Cartas da Quarentena

Diante da pandemia do novo coronavírus, a principal recomendação da Organização Mundial da Saúde (OMS) é o isolamento social. A rotina de reuniões, audiências e encontros na luta pela reparação do crime está interrompida por tempo indeterminado. Agora, os(as) atingidos(as) enfrentam não só a saudade das comunidades, mas também a angústia de estarem presos em casas provisórias e, além disso, de não poderem estar juntos(as), unindo forças contra as empresas criminosas, que seguem se aproveitando de brechas e momentos de fragilidade para agir. Há pelo menos dois meses mantendo o isolamento em suas casas, os(as) atingidos(as) compartilham as preocupações e as mudanças da nova rotina.

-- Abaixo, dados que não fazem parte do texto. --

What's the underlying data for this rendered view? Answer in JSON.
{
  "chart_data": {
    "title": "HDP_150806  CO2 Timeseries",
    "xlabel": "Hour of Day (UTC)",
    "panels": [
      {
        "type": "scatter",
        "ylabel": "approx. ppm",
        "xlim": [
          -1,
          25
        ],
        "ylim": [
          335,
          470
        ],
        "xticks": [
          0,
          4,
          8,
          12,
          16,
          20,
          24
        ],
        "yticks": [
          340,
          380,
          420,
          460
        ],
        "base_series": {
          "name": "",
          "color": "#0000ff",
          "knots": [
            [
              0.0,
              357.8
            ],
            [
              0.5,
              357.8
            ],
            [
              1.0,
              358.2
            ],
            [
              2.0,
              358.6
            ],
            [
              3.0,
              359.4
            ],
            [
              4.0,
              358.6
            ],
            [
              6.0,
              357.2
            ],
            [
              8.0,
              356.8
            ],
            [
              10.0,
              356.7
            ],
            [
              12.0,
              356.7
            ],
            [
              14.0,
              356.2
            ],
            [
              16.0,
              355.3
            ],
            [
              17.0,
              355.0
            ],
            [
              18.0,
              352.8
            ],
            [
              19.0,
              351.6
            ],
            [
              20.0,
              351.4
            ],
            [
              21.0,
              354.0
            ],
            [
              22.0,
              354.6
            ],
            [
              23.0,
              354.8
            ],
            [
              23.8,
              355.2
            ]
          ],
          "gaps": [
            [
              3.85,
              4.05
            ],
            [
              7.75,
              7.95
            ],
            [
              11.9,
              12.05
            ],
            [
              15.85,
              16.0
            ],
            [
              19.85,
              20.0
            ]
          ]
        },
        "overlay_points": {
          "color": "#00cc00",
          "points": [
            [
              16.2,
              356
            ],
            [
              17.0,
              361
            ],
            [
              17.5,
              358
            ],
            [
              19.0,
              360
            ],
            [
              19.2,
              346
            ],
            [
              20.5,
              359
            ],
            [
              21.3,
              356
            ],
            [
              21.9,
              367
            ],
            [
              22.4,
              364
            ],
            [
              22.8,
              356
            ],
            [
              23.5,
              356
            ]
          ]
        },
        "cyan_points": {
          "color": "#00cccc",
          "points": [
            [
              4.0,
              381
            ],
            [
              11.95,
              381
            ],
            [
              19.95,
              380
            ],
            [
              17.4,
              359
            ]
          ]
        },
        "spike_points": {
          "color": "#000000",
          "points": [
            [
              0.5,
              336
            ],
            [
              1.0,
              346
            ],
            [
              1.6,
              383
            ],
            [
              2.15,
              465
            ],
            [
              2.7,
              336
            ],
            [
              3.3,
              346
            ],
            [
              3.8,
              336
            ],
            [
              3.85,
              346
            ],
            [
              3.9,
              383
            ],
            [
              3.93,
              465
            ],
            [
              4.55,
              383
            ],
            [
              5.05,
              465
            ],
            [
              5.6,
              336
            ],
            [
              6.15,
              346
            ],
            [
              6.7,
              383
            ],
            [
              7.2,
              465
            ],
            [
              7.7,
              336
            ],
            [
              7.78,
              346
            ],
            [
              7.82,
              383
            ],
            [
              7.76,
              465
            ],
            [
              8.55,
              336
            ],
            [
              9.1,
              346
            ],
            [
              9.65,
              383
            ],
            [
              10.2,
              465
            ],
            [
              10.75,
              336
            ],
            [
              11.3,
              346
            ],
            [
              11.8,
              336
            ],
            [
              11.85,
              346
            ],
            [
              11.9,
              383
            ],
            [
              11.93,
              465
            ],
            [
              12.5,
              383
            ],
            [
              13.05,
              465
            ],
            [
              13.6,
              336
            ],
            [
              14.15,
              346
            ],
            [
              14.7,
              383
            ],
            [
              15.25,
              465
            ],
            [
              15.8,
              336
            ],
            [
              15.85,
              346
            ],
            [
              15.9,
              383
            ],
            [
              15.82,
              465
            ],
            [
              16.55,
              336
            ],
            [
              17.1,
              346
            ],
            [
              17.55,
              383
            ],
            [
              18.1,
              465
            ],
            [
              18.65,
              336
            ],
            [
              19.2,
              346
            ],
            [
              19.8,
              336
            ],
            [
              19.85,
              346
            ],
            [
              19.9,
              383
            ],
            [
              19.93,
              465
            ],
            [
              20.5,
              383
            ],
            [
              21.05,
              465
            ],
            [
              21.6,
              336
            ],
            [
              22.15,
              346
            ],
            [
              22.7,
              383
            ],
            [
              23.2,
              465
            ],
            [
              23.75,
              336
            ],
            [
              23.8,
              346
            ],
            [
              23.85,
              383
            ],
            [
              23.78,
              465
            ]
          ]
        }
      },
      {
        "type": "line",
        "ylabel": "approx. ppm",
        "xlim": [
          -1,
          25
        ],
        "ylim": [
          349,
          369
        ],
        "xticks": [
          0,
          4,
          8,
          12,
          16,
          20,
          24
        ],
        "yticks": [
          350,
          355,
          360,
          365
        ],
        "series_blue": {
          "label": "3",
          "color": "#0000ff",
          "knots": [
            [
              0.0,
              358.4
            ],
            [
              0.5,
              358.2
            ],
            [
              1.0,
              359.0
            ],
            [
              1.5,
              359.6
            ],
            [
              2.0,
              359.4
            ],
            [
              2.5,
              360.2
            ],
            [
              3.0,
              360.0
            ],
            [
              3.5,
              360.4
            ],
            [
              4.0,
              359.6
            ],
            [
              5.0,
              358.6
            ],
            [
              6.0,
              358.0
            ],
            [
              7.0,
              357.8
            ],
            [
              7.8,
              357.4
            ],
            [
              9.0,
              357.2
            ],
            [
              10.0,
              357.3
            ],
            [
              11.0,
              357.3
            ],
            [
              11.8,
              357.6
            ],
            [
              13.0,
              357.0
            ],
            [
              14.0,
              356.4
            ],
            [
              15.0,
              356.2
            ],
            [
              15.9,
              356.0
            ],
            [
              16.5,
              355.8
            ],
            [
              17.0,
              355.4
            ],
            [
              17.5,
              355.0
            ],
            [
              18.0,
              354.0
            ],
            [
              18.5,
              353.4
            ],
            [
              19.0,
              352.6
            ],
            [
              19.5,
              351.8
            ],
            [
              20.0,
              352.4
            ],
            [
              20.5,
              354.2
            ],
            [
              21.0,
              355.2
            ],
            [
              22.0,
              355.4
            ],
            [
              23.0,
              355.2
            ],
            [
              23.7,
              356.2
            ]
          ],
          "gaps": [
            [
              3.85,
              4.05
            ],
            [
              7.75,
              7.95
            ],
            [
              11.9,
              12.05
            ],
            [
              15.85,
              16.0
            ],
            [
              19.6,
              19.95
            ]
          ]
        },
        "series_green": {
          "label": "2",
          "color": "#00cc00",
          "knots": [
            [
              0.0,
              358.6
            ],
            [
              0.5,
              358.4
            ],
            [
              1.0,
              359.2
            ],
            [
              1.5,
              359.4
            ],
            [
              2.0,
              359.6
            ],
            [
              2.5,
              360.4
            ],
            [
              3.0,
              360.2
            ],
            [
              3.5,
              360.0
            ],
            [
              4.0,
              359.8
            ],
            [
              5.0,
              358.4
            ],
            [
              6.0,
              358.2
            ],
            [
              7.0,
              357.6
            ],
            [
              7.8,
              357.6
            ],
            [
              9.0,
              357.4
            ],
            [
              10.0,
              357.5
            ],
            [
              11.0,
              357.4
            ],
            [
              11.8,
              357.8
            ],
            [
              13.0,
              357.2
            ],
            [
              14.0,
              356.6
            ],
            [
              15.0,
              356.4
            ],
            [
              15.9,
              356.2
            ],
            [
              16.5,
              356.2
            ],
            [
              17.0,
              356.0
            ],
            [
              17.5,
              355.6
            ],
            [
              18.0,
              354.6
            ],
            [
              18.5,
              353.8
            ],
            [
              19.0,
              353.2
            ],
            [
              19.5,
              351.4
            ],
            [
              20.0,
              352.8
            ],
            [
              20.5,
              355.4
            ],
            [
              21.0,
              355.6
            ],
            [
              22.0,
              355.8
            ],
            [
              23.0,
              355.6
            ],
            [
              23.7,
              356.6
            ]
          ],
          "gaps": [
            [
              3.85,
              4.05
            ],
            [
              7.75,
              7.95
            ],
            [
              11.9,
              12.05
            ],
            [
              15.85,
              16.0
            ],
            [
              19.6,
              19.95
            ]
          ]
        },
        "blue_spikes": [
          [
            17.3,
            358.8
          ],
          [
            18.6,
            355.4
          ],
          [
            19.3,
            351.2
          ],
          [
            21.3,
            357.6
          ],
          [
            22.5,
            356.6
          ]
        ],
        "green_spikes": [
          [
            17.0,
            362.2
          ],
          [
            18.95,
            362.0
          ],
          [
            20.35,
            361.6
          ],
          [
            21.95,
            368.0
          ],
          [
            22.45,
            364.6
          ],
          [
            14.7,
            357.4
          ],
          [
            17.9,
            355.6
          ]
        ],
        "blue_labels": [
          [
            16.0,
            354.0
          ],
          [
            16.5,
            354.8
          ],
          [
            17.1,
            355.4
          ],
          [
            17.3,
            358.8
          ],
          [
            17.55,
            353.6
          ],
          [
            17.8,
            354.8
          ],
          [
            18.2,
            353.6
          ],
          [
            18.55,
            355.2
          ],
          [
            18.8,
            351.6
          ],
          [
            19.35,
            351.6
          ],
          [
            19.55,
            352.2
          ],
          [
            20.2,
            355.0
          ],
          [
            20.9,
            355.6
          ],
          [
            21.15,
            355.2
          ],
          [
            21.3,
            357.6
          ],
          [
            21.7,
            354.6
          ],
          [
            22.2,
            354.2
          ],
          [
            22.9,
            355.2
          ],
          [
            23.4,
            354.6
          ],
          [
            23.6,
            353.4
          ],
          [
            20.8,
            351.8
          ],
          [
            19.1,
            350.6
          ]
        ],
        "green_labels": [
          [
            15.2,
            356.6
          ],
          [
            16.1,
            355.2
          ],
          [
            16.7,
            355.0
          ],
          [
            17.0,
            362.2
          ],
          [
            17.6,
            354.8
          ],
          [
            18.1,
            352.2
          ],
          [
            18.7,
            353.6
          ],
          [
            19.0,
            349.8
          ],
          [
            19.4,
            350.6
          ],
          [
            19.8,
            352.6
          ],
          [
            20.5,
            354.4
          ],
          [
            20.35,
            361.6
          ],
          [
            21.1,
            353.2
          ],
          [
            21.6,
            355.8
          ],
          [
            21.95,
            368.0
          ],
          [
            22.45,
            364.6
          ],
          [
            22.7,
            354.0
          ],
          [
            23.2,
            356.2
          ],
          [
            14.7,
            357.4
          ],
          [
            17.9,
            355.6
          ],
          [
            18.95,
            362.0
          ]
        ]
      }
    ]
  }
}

Por Maria Carneiro (Lilica), Marquinhos Muniz e Simone Silva 

Com o apoio de Joice Valverde e Júlia Militão

O rompimento da barragem de Fundão, em cinco de novembro de 2015, só trouxe transtornos, insegurança e mais um monte de coisas que acontece na vida do atingido. É o mesmo que acontece hoje, com o vírus que tá aí, é muita preocupação. A gente viver em quarentena, se a gente estivesse no nosso local, naquele lugar pequeno, ter um lugar pra tá fazendo alguma coisa, a situação hoje seria diferente, teria aquele espaço da gente pra viver em quarentena, vejo que seria até mais fácil nesse sentido. A gente quietinho lá no pedacinho de terra que a gente tinha, estaria vivendo essa quarentena de modo mais tranquilo. Vamos dizer assim, tendo alguma coisa pra fazer, pra tá ocupando tempo, seria mais fácil de tá passando por isso. 

Marquinhos Muniz, morador de Bento Rodrigues

Eu vim pra Ponte do Gama, porque minha família mora toda aqui, e até mesmo pra não ficar sozinha em isolamento, em Mariana. Quanto mais gente na casa, numa situação dessa, é melhor. E não tá sendo fácil, não. Lidando com dificuldade, porque a gente não tem costume de ficar preso dentro de casa, né, mas a gente entende que é uma coisa que tem que fazer e só assim pra essa pandemia passar. Então é difícil sim, ver em outras regiões pessoas morrendo, é muito difícil lidar com isso, tem família que tá perdendo pessoas de suas casas, de suas vidas. O que me preocupa também é que tem pessoas que não estão botando fé que tem que fazer isolamento e não estão nem aí. Diante dos fatos que a gente passou pelo rompimento da barragem, agora vai ter mais dificuldade de tá resolvendo essa situação, vai prolongar mais pra frente. Eu acho mais interessante prolongar do que ficar resolvendo esse problema por internet ou por telefone. Então essa pandemia vai acabar prejudicando nessa parte também. Mas é fé em Deus e aguardar que isso tudo vai passar.

Maria Carneiro (Lilica), moradora de Ponte do Gama

Pra nós, como atingidos, pra nós, militantes, que somos atuantes mesmo na luta ao longo desses cinco anos, esse ano tem sido muito difícil, porque essa crise, essa pandemia tem nos impedido de fazer a luta. Enquanto nós estamos recolhidos dentro de casa, cuidando dos nossos, nos protegendo, os maus têm agido poderosamente. A cada dia, mais eu tenho certeza, infelizmente, que a justiça não é cega, a justiça é paga, e a gente tem visto ela atuar fortemente contra a luta coletiva. As empresas têm atuado de forma muito mais violenta do que elas já atuavam ao longo dos cinco anos. Tem ocorrido uma lista aí, de um abaixo-assinado, pedindo o fim do cadastro. Pra nós, atingidos, o fim do cadastro é, tipo, a morte de todo o processo, de toda a luta que a gente fez até agora. Quantas pessoas não tiveram acesso ainda ao cadastro? Quantas pessoas não têm noção dos seus danos, das suas perdas? Então tem sido muito difícil, porque a gente sofre com o medo, com a angústia de não saber se a gente vai passar por isso e vencer, se a gente vai estar vivo depois. E também tem a justiça, as mineradoras, que têm atuado de maneira massacrante pra nos atacar enquanto a gente não pode fazer a luta e eu acho isso desumano, covarde, e tem colocado a vida de muitos atingidos em risco, porque os atingidos estão se reunindo pra fazer concentrações e reuniões pra colher esses abaixo-assinados. E isso pode gerar a morte de muitos atingidos, devido à ação criminosa das empresas.